U.S. Needs to Modernize Nuclear Arsenal, Report Says


The United States must invest in a sturdier, smaller and more reliable nuclear arsenal to convincingly deter nascent nuclear powers, says a U.S. strategy report summary released yesterday (see GSN, June 26).

“We are at a critical juncture that requires the U.S. to invest now in the capabilities needed to maintain a credible deterrent at the lowest level of nuclear weapons,” said the national nuclear security strategy summary submitted Friday to Congress by the secretaries of state, defense and energy.
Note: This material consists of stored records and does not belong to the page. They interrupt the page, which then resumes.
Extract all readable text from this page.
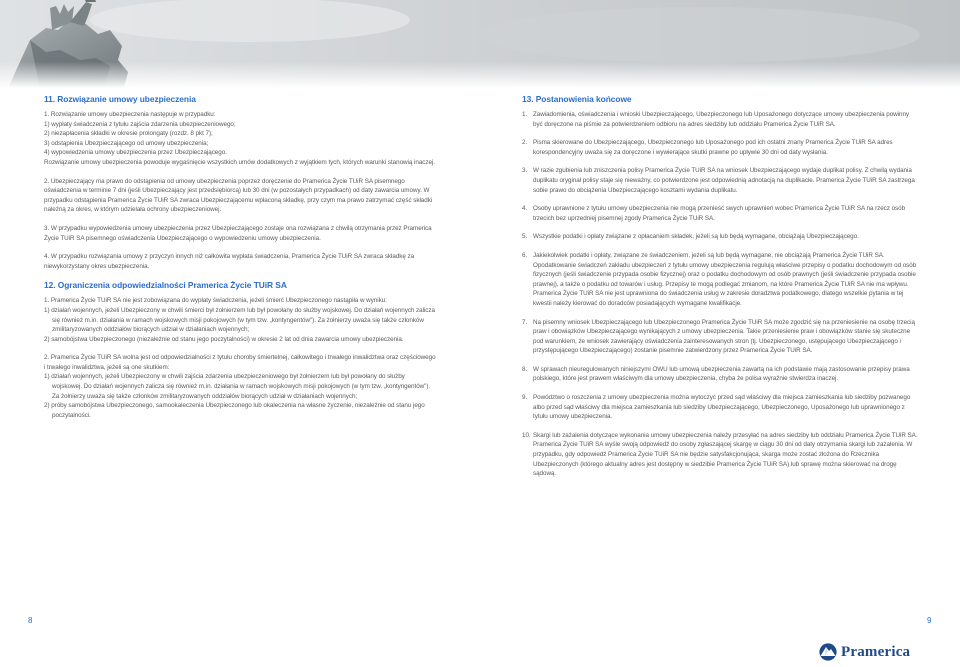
11. Rozwiązanie umowy ubezpieczenia

1. Rozwiązanie umowy ubezpieczenia następuje w przypadku:

1) wypłaty świadczenia z tytułu zajścia zdarzenia ubezpieczeniowego;

2) niezapłacenia składki w okresie prolongaty (rozdz. 8 pkt 7);

3) odstąpienia Ubezpieczającego od umowy ubezpieczenia;

4) wypowiedzenia umowy ubezpieczenia przez Ubezpieczającego.

Rozwiązanie umowy ubezpieczenia powoduje wygaśnięcie wszystkich umów dodatkowych z wyjątkiem tych, których warunki stanowią inaczej.

2. Ubezpieczający ma prawo do odstąpienia od umowy ubezpieczenia poprzez doręczenie do Pramerica Życie TUiR SA pisemnego oświadczenia w terminie 7 dni (jeśli Ubezpieczający jest przedsiębiorcą) lub 30 dni (w pozostałych przypadkach) od daty zawarcia umowy. W przypadku odstąpienia Pramerica Życie TUiR SA zwraca Ubezpieczającemu wpłaconą składkę, przy czym ma prawo zatrzymać część składki należną za okres, w którym udzielała ochrony ubezpieczeniowej.

3. W przypadku wypowiedzenia umowy ubezpieczenia przez Ubezpieczającego zostaje ona rozwiązana z chwilą otrzymania przez Pramerica Życie TUiR SA pisemnego oświadczenia Ubezpieczającego o wypowiedzeniu umowy ubezpieczenia.

4. W przypadku rozwiązania umowy z przyczyn innych niż całkowita wypłata świadczenia, Pramerica Życie TUiR SA zwraca składkę za niewykorzystany okres ubezpieczenia.

12. Ograniczenia odpowiedzialności Pramerica Życie TUiR SA

1. Pramerica Życie TUiR SA nie jest zobowiązana do wypłaty świadczenia, jeżeli śmierć Ubezpieczonego nastąpiła w wyniku:

1) działań wojennych, jeżeli Ubezpieczony w chwili śmierci był żołnierzem lub był powołany do służby wojskowej. Do działań wojennych zalicza się również m.in. działania w ramach wojskowych misji pokojowych (w tym tzw. „kontyngentów"). Za żołnierzy uważa się także członków zmilitaryzowanych oddziałów biorących udział w działaniach wojennych;

2) samobójstwa Ubezpieczonego (niezależnie od stanu jego poczytalności) w okresie 2 lat od dnia zawarcia umowy ubezpieczenia.

2. Pramerica Życie TUiR SA wolna jest od odpowiedzialności z tytułu choroby śmiertelnej, całkowitego i trwałego inwalidztwa oraz częściowego i trwałego inwalidztwa, jeżeli są one skutkiem:

1) działań wojennych, jeżeli Ubezpieczony w chwili zajścia zdarzenia ubezpieczeniowego był żołnierzem lub był powołany do służby wojskowej. Do działań wojennych zalicza się również m.in. działania w ramach wojskowych misji pokojowych (w tym tzw. „kontyngentów"). Za żołnierzy uważa się także członków zmilitaryzowanych oddziałów biorących udział w działaniach wojennych;

2) próby samobójstwa Ubezpieczonego, samookaleczenia Ubezpieczonego lub okaleczenia na własne życzenie, niezależnie od stanu jego poczytalności.

13. Postanowienia końcowe
1. Zawiadomienia, oświadczenia i wnioski Ubezpieczającego, Ubezpieczonego lub Uposażonego dotyczące umowy ubezpieczenia powinny być doręczone na piśmie za potwierdzeniem odbioru na adres siedziby lub oddziału Pramerica Życie TUiR SA.
2. Pisma skierowane do Ubezpieczającego, Ubezpieczonego lub Uposażonego pod ich ostatni znany Pramerica Życie TUiR SA adres korespondencyjny uważa się za doręczone i wywierające skutki prawne po upływie 30 dni od daty wysłania.
3. W razie zgubienia lub zniszczenia polisy Pramerica Życie TUiR SA na wniosek Ubezpieczającego wydaje duplikat polisy. Z chwilą wydania duplikatu oryginał polisy staje się nieważny, co potwierdzone jest odpowiednią adnotacją na duplikacie. Pramerica Życie TUiR SA zastrzega sobie prawo do obciążenia Ubezpieczającego kosztami wydania duplikatu.
4. Osoby uprawnione z tytułu umowy ubezpieczenia nie mogą przenieść swych uprawnień wobec Pramerica Życie TUiR SA na rzecz osób trzecich bez uprzedniej pisemnej zgody Pramerica Życie TUiR SA.
5. Wszystkie podatki i opłaty związane z opłacaniem składek, jeżeli są lub będą wymagane, obciążają Ubezpieczającego.
6. Jakiekolwiek podatki i opłaty, związane ze świadczeniem, jeżeli są lub będą wymagane, nie obciążają Pramerica Życie TUiR SA. Opodatkowanie świadczeń zakładu ubezpieczeń z tytułu umowy ubezpieczenia regulują właściwe przepisy o podatku dochodowym od osób fizycznych (jeśli świadczenie przypada osobie fizycznej) oraz o podatku dochodowym od osób prawnych (jeśli świadczenie przypada osobie prawnej), a także o podatku od towarów i usług. Przepisy te mogą podlegać zmianom, na które Pramerica Życie TUiR SA nie ma wpływu. Pramerica Życie TUiR SA nie jest uprawniona do świadczenia usług w zakresie doradztwa podatkowego, dlatego wszelkie pytania w tej kwestii należy kierować do doradców posiadających wymagane kwalifikacje.
7. Na pisemny wniosek Ubezpieczającego lub Ubezpieczonego Pramerica Życie TUiR SA może zgodzić się na przeniesienie na osobę trzecią praw i obowiązków Ubezpieczającego wynikających z umowy ubezpieczenia. Takie przeniesienie praw i obowiązków stanie się skuteczne pod warunkiem, że wniosek zawierający oświadczenia zainteresowanych stron (tj. Ubezpieczonego, ustępującego Ubezpieczającego i przystępującego Ubezpieczającego) zostanie pisemnie zatwierdzony przez Pramerica Życie TUiR SA.
8. W sprawach nieuregulowanych niniejszymi OWU lub umową ubezpieczenia zawartą na ich podstawie mają zastosowanie przepisy prawa polskiego, które jest prawem właściwym dla umowy ubezpieczenia, chyba że polisa wyraźnie stwierdza inaczej.
9. Powództwo o roszczenia z umowy ubezpieczenia można wytoczyć przed sąd właściwy dla miejsca zamieszkania lub siedziby pozwanego albo przed sąd właściwy dla miejsca zamieszkania lub siedziby Ubezpieczającego, Ubezpieczonego, Uposażonego lub uprawnionego z tytułu umowy ubezpieczenia.
10. Skargi lub zażalenia dotyczące wykonania umowy ubezpieczenia należy przesyłać na adres siedziby lub oddziału Pramerica Życie TUiR SA. Pramerica Życie TUiR SA wyśle swoją odpowiedź do osoby zgłaszającej skargę w ciągu 30 dni od daty otrzymania skargi lub zażalenia. W przypadku, gdy odpowiedź Pramerica Życie TUiR SA nie będzie satysfakcjonująca, skarga może zostać złożona do Rzecznika Ubezpieczonych (którego aktualny adres jest dostępny w siedzibie Pramerica Życie TUiR SA) lub sprawę można skierować na drogę sądową.
8	9
Pramerica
The report underscores the need for a smaller, more modern nuclear arsenal to protect the United States and its allies.  The U.S. arsenal is aging while “rogue states” are seeking nuclear weapons and “established nuclear powers” are refurbishing their stockpiles, said the three-page document.

“The United States needs to invest in the Reliable Replacement Warhead program” that is crucial “to sustaining long-term confidence in our deterrent capability — especially as the U.S. reduces its nuclear forces [and] the total number of weapons in the stockpile,” said the report .

The United States has roughly 6,000 operational nuclear warheads today but between 1,700 and 2,200 warheads — the number set under the Moscow Treaty — would be sufficient, the report noted. 

The Bush administration says the new warhead would have new safety features, would not require explosive testing, and would be easier to maintain and produce than its Cold War-era predecessors.  Critics say it could undermine the international nonproliferation regime (see GSN, June 26).

The document promised a follow-on report to “lay out the data and methodology used to determine our nuclear weapons force structure, outline knowledge points for measuring progress in transforming our nuclear stockpile, and dispel a number of myths that have grown up around U.S. nuclear forces.” 

No release date was given for the full report (U.S. Defense Department release, July 24).